We considered the required bandwidth for a range of different use cases under the two scenarios, with one of the use cases being VR and AR. Bandwidth requirements are potentially large for VR and AR, as the following figure shows. The requirements are a function of the assumed resolution and type of VR/AR device used, the number of devices per household and improvements in video compression.
Importantly, under the “moderate evolution” scenario, Fibre To The Premises (FTTP) i.e. full fibre, offered limited incremental benefits over other broadband technologies when considering the use of VR/AR (this was also true for most other use cases that we examined). Fibre To The Cabinet (FTTC), which is currently used by many households in the UK, would provide adequate bandwidth up until 2029. This is consistent with experience during the COVID-19 pandemic. Most existing applications (which included hardly any VR/AR for remote working) can be delivered via current broadband infrastructure. After all, nearly everyone was able to work remotely in the UK during the crisis, despite the lack of FTTP and 5G.

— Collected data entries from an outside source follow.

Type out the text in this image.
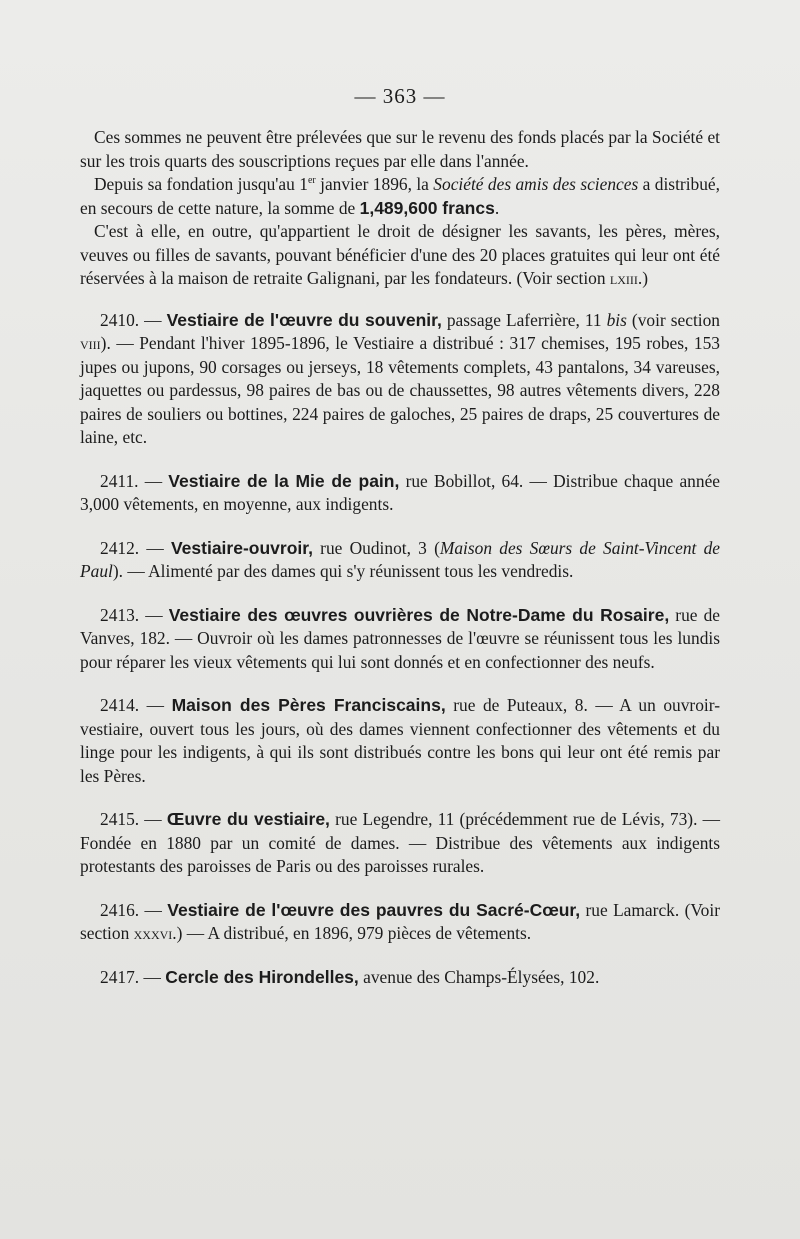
— 363 —

Ces sommes ne peuvent être prélevées que sur le revenu des fonds placés par la Société et sur les trois quarts des souscriptions reçues par elle dans l'année.

Depuis sa fondation jusqu'au 1er janvier 1896, la Société des amis des sciences a distribué, en secours de cette nature, la somme de 1,489,600 francs.

C'est à elle, en outre, qu'appartient le droit de désigner les savants, les pères, mères, veuves ou filles de savants, pouvant bénéficier d'une des 20 places gratuites qui leur ont été réservées à la maison de retraite Galignani, par les fondateurs. (Voir section lxiii.)

2410. — Vestiaire de l'œuvre du souvenir, passage Laferrière, 11 bis (voir section viii). — Pendant l'hiver 1895-1896, le Vestiaire a distribué : 317 chemises, 195 robes, 153 jupes ou jupons, 90 corsages ou jerseys, 18 vêtements complets, 43 pantalons, 34 vareuses, jaquettes ou pardessus, 98 paires de bas ou de chaussettes, 98 autres vêtements divers, 228 paires de souliers ou bottines, 224 paires de galoches, 25 paires de draps, 25 couvertures de laine, etc.

2411. — Vestiaire de la Mie de pain, rue Bobillot, 64. — Distribue chaque année 3,000 vêtements, en moyenne, aux indigents.

2412. — Vestiaire-ouvroir, rue Oudinot, 3 (Maison des Sœurs de Saint-Vincent de Paul). — Alimenté par des dames qui s'y réunissent tous les vendredis.

2413. — Vestiaire des œuvres ouvrières de Notre-Dame du Rosaire, rue de Vanves, 182. — Ouvroir où les dames patronnesses de l'œuvre se réunissent tous les lundis pour réparer les vieux vêtements qui lui sont donnés et en confectionner des neufs.

2414. — Maison des Pères Franciscains, rue de Puteaux, 8. — A un ouvroir-vestiaire, ouvert tous les jours, où des dames viennent confectionner des vêtements et du linge pour les indigents, à qui ils sont distribués contre les bons qui leur ont été remis par les Pères.

2415. — Œuvre du vestiaire, rue Legendre, 11 (précédemment rue de Lévis, 73). — Fondée en 1880 par un comité de dames. — Distribue des vêtements aux indigents protestants des paroisses de Paris ou des paroisses rurales.

2416. — Vestiaire de l'œuvre des pauvres du Sacré-Cœur, rue Lamarck. (Voir section xxxvi.) — A distribué, en 1896, 979 pièces de vêtements.

2417. — Cercle des Hirondelles, avenue des Champs-Élysées, 102.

However, the optimal technology mix looks quite different under the assumptions of the “ambitious innovation” path, as only FTTP would allow users to tap the full potential of VR/AR under this scenario (up to 2045). The likely permanent shift towards remote working, entailing greater use of VR/AR, might now make the “moderate evolution” scenario less plausible. This is especially the case given that the increased deployment of VR/AR in the workplace could accelerate their adoption for other purposes. This is what happened with personal computers - once PCs were established in the workplace, demand from home users increased. All of this serves to demonstrate some of the inherent difficulties with making long-term forecasts, especially in a sector that is subject to significant uncertainty. If the “ambitious innovation” track is now more likely, due to the change in habits brought about by COVID-19, then there is a real need to roll out VHCN as soon as realistically possible.
What about latency and reliability?
Our 2018 analysis focused on the bandwidth requirements of AR/VR. However, AR/VR will need more than just high speeds - ultra-low latency will also be critical. If latency is not low enough, users run the risk of getting ‘virtual reality sickness’ through disorientation as their sensory information (e.g. sight and sound) falls out of sync. Consequently, there must also be investment in the core network to support AR/VR - simply rolling out FTTP and 5G access networks may not suffice.
Reliability will also be important. We all are used to our image freezing occasionally during a video conference, but having to put up with a frozen hologram could be much worse. FTTP can be considerably more reliable than other broadband technologies, which is another reason why FTTP is likely to be needed to fully unlock the potential of VR/AR for remote working.
Ensuring the necessary investments take place
The shift towards remote working strengthens the potential benefits from having broadband infrastructure with high bandwidths, good reliability and ultra-low latency. The EC has already included widespread access to and take-up of VHCN as an explicit objective of its Electronics Communications Code (ECC). However, the key challenge is to design policies that will incentivise the necessary investments. If remote working does remain popular in the long-term, policymakers will also want to redouble efforts to avoid a digital divide, something which will require the necessary broadband infrastructure to be both available and affordable.